高度な好酸球浸潤と脂肪組織病変を伴い, 慢性に経過するprimary cutaneous cytotoxic T-cell lymphoma
2008
77歳, 女性。約3週間の経過で出現した右前腕外側の潰瘍形成を伴う紅色結節を主訴に受診。組織学的には明瞭な核小体と大型異型核, 好酸性で豊かな細胞質を有する中型から大型の細胞が, 脂肪組織を主坐として真皮上層まで浸潤している。

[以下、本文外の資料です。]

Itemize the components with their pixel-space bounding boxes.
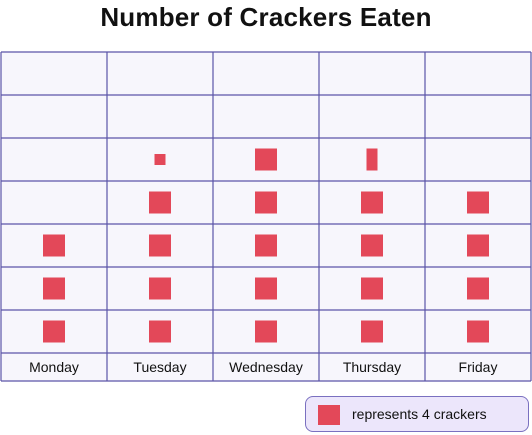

腫瘍細胞は免疫酵素組織学的にCD8, Granzyme B, TIA-1を発現し, CD4, CD56は陰性である。一部の細胞はCD30を発現している。皮膚病巣部から採取された材料においてTCRc β1遺伝子再構成を認める。その後, 約8年間に計7ヵ所の同様の皮膚結節が出現したが, 単純全摘など局所療法のみで経過は良好であり, 自然消退するものもみられた。CD30+anaplastic large cell lymphomaとするにはCD30の陽性率が低く, またsubcutaneous panniculitis-like T-cell lymphomaとするには腫瘍細胞が大型で, 好酸球浸潤・真皮浸潤が強い。以上より, 現在のWHO-EORTC分類ではcutaneous peripheral T-cell lymphoma, unspecifiedとせざるを得ない細胞障害性分子が陽性のcytotoxic lymphomaの1例と考えた。